戸籍の広域交付制度(以下「本制度」と言います)という字面ではぴんと来ないかもしれませんが、平たく言うとお住まいの(住所地の)市役所の窓口で戸籍謄本を請求できるようになります。また近い親族の戸籍も請求することができます。
2.相続登記の義務化
本制度の運用が始まる背景には相続登記の義務化があります。
煩雑な相続手続きを少しでも簡略化するために、公的な資料の請求を簡単にしようという狙いがあるのでしょう。
3.本制度のメリット
今までは複数の自治体宛てに戸籍の取り寄せが必要だったところ、手近な役所の窓口だけで済ませられるようになるので、時間的、費用的に、遥かに経済的です。

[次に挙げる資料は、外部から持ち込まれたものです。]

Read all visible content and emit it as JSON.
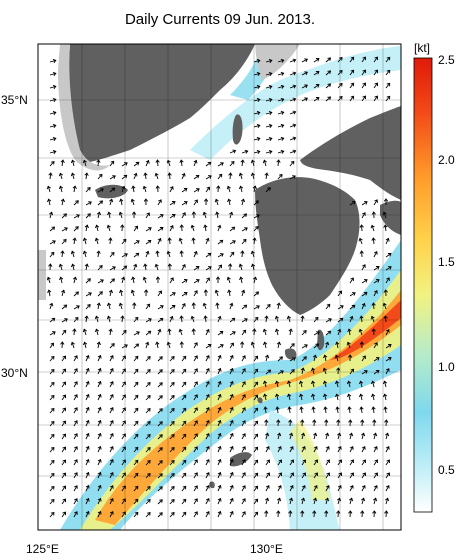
{
  "title": "Daily Currents 09 Jun. 2013.",
  "colorbar": {
    "unit": "[kt]",
    "ticks": [
      {
        "value": 2.5,
        "label": "2.5"
      },
      {
        "value": 2.0,
        "label": "2.0"
      },
      {
        "value": 1.5,
        "label": "1.5"
      },
      {
        "value": 1.0,
        "label": "1.0"
      },
      {
        "value": 0.5,
        "label": "0.5"
      }
    ],
    "min": 0.25,
    "max": 2.5,
    "colors": [
      "#ffffff",
      "#bfeef7",
      "#7fd8ee",
      "#b8ecc8",
      "#f2f280",
      "#ffd24a",
      "#ff9a2a",
      "#f24a18",
      "#e01a0a"
    ]
  },
  "axes": {
    "lat_labels": [
      {
        "value": 35,
        "label": "35°N"
      },
      {
        "value": 30,
        "label": "30°N"
      }
    ],
    "lon_labels": [
      {
        "value": 125,
        "label": "125°E"
      },
      {
        "value": 130,
        "label": "130°E"
      }
    ],
    "lon_range": [
      125,
      132.5
    ],
    "lat_range": [
      27.5,
      36
    ],
    "grid": true
  },
  "colors": {
    "land": "#606060",
    "coast_shelf": "#c8c8c8",
    "sea": "#ffffff",
    "arrow": "#000000"
  },
  "currents": {
    "kuroshio_main": "high speed band from southwest to northeast",
    "tsushima_branch": "moderate speed band toward northeast"
  }
}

また弁護士や司法書士など代理人はこの制度を利用できないので、弁護士や司法書士に戸籍請求業務を任せるよりも、手早く安価に取得できる場合があります。
4.本制度の限界
ただし請求できる範囲は、直系尊属(両親・祖父母等)・直系卑属(子・孫等)と配偶者(妻・夫)のものに限ります。

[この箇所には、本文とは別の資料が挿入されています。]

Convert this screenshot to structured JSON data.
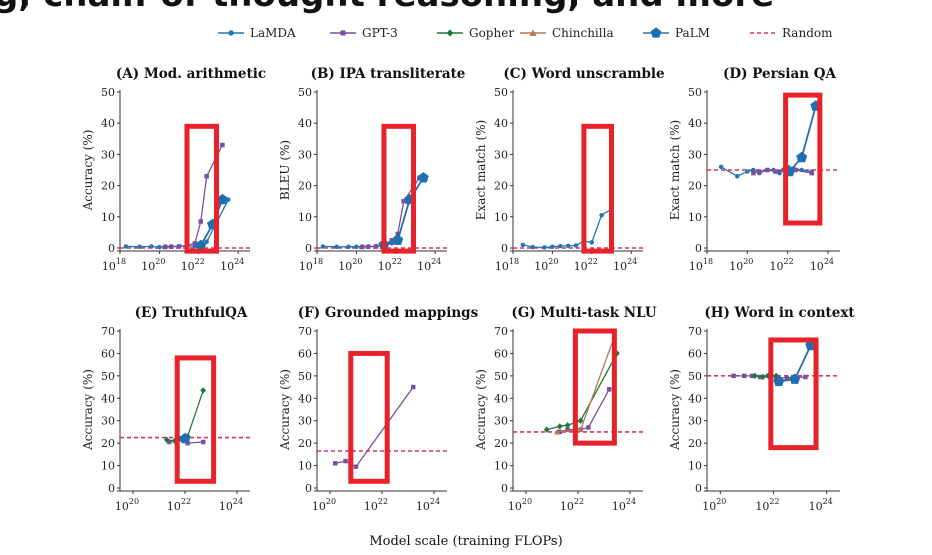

図を見ていただくとわかるように、ご兄弟やその家族の戸籍を請求することができません。
プライバシーの観点、あるいは相続人同士利害が対立していることもあり得るので、そういった懸念から限定されているのかもしれません。
5.弁護士事務所として
本制度の運用が始まって、何か変わるでしょうか。
当事務所では、費用の節約の為に住民票や戸籍謄本の取得をお願いする場合があるので、よりスムーズに手続きを進められるようになるでしょう。
もっとも従来通り煩雑な戸籍の取得業務含めて、全てを当事務所に委任することも可能です。
とりあえずは今後の運用を見守っていく所存です。
以上、お目通しいただきありがとうございました。